The report's recommendations address some government failures and other problems uncovered in the Pentagon investigation launched after the Nov. 5 shootings that left 13 dead and dozens injured on the Texas Army post.
Soon after the Pentagon report's January release, Defense Secretary Robert Gates ordered a comprehensive weapons policy for military bases and addressed other pressing issues.
The Defense Department report released Friday addresses the remaining matters in the Pentagon report. But it also says more studies are necessary in certain areas, because medical and mental-health screening policies "do not provide a comprehensive assessment of violence indicators" and another policy "lacks the clarity necessary to help commanders distinguish appropriate religious practices from those that might indicate a potential for violence or self-radicalization."

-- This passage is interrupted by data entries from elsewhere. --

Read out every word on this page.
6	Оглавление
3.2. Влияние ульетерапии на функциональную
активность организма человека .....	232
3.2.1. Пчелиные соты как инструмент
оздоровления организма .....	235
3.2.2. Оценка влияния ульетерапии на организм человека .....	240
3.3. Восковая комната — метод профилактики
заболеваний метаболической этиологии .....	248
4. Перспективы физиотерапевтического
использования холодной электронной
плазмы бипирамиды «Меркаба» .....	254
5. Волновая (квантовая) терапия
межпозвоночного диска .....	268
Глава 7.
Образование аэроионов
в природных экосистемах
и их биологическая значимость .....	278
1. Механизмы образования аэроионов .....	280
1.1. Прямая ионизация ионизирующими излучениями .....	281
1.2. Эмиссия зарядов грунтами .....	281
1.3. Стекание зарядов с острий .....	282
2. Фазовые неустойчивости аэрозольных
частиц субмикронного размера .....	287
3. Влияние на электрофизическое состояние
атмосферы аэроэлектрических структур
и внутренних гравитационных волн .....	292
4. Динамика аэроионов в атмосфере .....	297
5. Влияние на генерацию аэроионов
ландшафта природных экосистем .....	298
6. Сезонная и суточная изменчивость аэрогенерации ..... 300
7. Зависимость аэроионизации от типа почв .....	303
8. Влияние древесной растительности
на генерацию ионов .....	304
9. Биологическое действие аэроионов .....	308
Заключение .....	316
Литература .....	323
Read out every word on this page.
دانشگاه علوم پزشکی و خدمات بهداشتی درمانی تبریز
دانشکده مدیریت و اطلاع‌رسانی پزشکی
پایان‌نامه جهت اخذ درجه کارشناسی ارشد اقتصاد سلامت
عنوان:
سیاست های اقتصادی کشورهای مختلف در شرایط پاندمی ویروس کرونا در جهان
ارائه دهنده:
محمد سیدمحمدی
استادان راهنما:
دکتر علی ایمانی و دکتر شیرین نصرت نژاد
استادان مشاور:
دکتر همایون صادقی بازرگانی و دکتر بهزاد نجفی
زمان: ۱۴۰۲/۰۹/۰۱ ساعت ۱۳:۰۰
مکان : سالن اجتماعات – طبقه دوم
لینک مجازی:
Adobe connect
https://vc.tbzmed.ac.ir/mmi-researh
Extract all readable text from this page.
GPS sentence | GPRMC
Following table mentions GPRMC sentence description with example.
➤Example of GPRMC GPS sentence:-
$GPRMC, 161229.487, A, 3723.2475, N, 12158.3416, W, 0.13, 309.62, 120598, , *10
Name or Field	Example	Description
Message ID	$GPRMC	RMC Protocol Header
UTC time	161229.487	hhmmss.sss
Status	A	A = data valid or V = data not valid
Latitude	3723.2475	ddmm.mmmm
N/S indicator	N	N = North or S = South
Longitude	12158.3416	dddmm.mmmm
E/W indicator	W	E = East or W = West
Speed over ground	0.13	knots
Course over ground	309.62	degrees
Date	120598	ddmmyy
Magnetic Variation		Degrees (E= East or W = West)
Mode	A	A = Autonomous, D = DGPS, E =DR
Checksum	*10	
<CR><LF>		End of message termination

The report's recommendations include improving communications between government agencies and military installations regarding potential threats, and expanding military bases' emergency response capabilities.
"These initiatives will significantly improve the department's ability to mitigate internal threats, ensure force protection, enable emergency response, and provide care for victims and families," Gates wrote in the report.
An Army psychiatrist, Maj. Nidal Hasan, has been charged with 13 counts of premeditated murder and 32 counts of attempted premeditated murder. In October he faces an Article 32 hearing, similar to a civilian grand jury proceeding, in which a judge will hear witness testimony to determine whether the case should go to trial.
Hasan's attorney, John Galligan, said Friday that the Defense Department's report is vague.
"This whole report is designed to tell people we need to start looking for internal threats, but it doesn't say what those threats are," Galligan said Friday from his office near Fort Hood, about 120 miles south of Fort Worth. "The idea of looking inward for threats calls into question people's privacy and constitutional rights."
House Armed Services Committee Chairman Ike Skelton, D-Mo., said he was optimistic that the revised policies in the report "will improve the safety of our force in measurable ways for years to come."
The report addresses the two-month Pentagon investigation that found numerous problems, including discrepancies between Hasan's performance and his personnel records. Hasan was described as a loner with lazy work habits and a fixation on his Muslim religion, and he had been promoted to major based on an incomplete personnel file, investigators found.
Separately, the FBI has said it would revise its own procedures to make sure it notifies the Pentagon when it investigates a member of the military. In the Hasan case, a local joint terror task force run by the FBI with some military personnel examined Hasan but did not alert the Defense Department.